Panetta told The World-Herald he has known Hagel, a Republican, for many years and described him as smart and capable. He noted, however, that taking over an organization of more than 3 million people isn’t easy. “The ability to put his arms around it will take a little time, but I think he can do it,” Panetta said.
Panetta’s comments came just before a luncheon address at the National Press Club during which he discussed his tenure as Pentagon chief and the challenges facing the nation’s military.
Panetta has indicated that he is leaving, but he has made no formal announcement. Hagel is viewed as the leading contender to replace him.
Hagel has declined World-Herald interview requests.
During his speech Tuesday, Panetta talked up the country’s recent military achievements, including progress in Afghanistan. He said that international forces there have reversed a five-year trend of growing violence and that he made strides on transitioning security responsibilities to Afghan forces.
But he also talked about challenges and the need to reshape the country’s military in an era of limited resources, molding it into a force that can effectively respond to complex threats from foes that have increasing technological prowess.
Those could be challenges Hagel will tackle if he is nominated and confirmed. His confirmation process could involve some fireworks, however, based on intensifying criticism from those who contend that he has been insufficiently supportive of Israel.
Rep. Shelley Berkley, D-Nev., issued a statement Tuesday that said Hagel would be a poor choice for the job. She said he has not supported policies to isolate Iran.
“I would also hope that former Sen. Hagel’s past support for protecting the interests of terrorist groups over the interests of Israel — America’s most reliable ally — would raise red flags,” she said.
Causing a stir were some quotes from Hagel in the 2008 book “The Much Too Promised Land.” Hagel was quoted as saying that most lawmakers play it safe and sign whatever pro-Israel letters are put in front of them but that he had resisted signing them.
Hagel further said in the book, “The Jewish lobby intimidates a lot of people up here. ... I’m a United States senator.
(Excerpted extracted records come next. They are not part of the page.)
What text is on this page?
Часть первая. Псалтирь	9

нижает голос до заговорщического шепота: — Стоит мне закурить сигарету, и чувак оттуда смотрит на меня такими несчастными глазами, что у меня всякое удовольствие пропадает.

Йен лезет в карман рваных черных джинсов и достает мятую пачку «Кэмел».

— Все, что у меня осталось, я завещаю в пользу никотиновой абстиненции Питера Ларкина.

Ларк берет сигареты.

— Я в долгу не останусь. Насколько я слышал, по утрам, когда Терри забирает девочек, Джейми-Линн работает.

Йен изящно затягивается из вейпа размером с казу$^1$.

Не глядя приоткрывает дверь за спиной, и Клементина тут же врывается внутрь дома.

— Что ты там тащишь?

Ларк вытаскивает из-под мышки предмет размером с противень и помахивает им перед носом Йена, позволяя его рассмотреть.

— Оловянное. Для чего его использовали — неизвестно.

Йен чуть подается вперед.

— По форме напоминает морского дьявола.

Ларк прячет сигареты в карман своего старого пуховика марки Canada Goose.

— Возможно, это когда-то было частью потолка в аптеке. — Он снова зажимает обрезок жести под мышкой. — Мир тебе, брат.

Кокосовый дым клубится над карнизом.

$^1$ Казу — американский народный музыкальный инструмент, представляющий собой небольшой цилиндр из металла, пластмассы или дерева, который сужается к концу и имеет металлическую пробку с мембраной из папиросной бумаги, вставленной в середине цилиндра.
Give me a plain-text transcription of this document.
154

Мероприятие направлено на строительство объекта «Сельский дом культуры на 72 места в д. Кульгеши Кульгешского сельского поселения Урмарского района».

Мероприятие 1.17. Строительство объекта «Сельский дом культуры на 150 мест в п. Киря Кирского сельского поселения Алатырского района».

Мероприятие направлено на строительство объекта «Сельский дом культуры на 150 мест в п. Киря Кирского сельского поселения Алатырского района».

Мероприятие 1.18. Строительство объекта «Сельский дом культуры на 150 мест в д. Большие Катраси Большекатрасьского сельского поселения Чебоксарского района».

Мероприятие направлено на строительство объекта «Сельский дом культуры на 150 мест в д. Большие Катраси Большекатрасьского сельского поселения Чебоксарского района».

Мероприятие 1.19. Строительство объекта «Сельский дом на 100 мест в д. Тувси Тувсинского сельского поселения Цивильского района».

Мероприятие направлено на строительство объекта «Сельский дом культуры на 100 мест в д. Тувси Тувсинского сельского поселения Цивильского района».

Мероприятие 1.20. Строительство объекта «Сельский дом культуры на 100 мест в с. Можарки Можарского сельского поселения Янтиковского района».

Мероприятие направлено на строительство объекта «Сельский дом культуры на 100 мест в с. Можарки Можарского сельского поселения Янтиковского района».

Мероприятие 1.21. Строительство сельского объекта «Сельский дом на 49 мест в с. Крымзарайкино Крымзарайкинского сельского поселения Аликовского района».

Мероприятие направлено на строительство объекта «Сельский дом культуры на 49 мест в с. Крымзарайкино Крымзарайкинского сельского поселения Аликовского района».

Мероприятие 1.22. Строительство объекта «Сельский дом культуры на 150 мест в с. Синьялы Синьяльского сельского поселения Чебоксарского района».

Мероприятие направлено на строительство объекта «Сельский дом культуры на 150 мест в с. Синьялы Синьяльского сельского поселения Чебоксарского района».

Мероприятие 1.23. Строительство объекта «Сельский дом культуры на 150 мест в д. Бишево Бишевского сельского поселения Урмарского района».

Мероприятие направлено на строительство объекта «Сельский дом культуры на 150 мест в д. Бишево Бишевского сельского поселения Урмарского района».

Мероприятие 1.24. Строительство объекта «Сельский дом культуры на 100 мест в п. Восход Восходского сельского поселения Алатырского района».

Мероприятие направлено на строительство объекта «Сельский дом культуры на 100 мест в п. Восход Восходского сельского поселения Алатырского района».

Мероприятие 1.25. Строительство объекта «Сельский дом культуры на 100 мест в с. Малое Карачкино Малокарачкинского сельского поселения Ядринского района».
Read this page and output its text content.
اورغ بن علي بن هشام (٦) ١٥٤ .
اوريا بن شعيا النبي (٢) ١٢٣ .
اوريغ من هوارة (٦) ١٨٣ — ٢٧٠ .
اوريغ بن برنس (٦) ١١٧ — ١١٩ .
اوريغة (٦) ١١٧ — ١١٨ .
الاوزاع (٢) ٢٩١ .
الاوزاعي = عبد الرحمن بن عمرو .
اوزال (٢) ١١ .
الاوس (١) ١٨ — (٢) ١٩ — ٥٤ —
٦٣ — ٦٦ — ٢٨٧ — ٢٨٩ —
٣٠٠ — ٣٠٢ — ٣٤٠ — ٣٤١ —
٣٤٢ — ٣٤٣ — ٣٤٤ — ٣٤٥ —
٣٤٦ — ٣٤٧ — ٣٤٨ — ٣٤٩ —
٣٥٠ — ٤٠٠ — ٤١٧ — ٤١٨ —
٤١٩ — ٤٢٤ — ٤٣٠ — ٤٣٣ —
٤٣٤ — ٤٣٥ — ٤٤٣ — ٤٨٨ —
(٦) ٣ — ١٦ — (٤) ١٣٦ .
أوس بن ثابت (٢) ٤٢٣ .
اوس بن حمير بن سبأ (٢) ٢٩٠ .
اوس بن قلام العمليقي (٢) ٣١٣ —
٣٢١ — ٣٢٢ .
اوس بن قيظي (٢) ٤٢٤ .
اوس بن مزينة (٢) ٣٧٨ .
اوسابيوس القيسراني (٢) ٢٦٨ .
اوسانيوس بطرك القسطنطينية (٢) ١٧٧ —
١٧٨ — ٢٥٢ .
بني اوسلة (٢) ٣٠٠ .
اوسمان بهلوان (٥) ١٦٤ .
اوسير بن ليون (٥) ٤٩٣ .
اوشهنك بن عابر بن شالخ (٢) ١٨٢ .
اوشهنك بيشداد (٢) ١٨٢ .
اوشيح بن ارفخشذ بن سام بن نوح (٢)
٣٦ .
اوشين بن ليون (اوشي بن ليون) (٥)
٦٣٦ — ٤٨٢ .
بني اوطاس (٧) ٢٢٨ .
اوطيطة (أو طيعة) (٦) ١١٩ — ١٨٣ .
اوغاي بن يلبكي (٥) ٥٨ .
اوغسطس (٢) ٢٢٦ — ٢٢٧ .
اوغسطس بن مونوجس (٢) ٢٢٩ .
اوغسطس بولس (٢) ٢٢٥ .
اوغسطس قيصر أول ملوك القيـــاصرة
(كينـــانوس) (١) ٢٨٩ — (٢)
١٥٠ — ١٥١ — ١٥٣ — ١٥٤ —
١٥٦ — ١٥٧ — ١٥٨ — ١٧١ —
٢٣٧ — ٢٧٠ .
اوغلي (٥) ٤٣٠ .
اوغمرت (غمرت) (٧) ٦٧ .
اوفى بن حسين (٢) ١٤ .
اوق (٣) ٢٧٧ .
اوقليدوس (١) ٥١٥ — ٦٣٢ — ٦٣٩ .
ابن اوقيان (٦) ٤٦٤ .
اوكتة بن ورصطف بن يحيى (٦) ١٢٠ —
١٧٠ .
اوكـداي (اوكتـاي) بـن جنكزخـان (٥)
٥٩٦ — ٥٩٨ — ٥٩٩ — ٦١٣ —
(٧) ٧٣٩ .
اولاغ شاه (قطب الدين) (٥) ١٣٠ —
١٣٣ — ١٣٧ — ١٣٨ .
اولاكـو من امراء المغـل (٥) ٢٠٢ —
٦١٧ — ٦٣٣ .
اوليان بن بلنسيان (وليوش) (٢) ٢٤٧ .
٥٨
I’m not an Israeli senator.”
His potential nomination has been attracting supporters, including the advocacy group J Street, which bills itself as the “political home for pro-Israel, pro-peace Americans.”
J Street posted a statement backing Hagel. It said that President Barack Obama heeded Hagel’s advice to engage Iran in dialogue and that the approach made it easier to build international support for sanctions against Iran.
“Sen. Hagel has been one of the most thoughtful voices in Washington for two decades on questions relating to American policy in the Middle East,” the group said.
“He has also been a staunch friend of the State of Israel and a trusted ally in the Senate, speaking out on behalf of America’s commitment to Israel’s security.”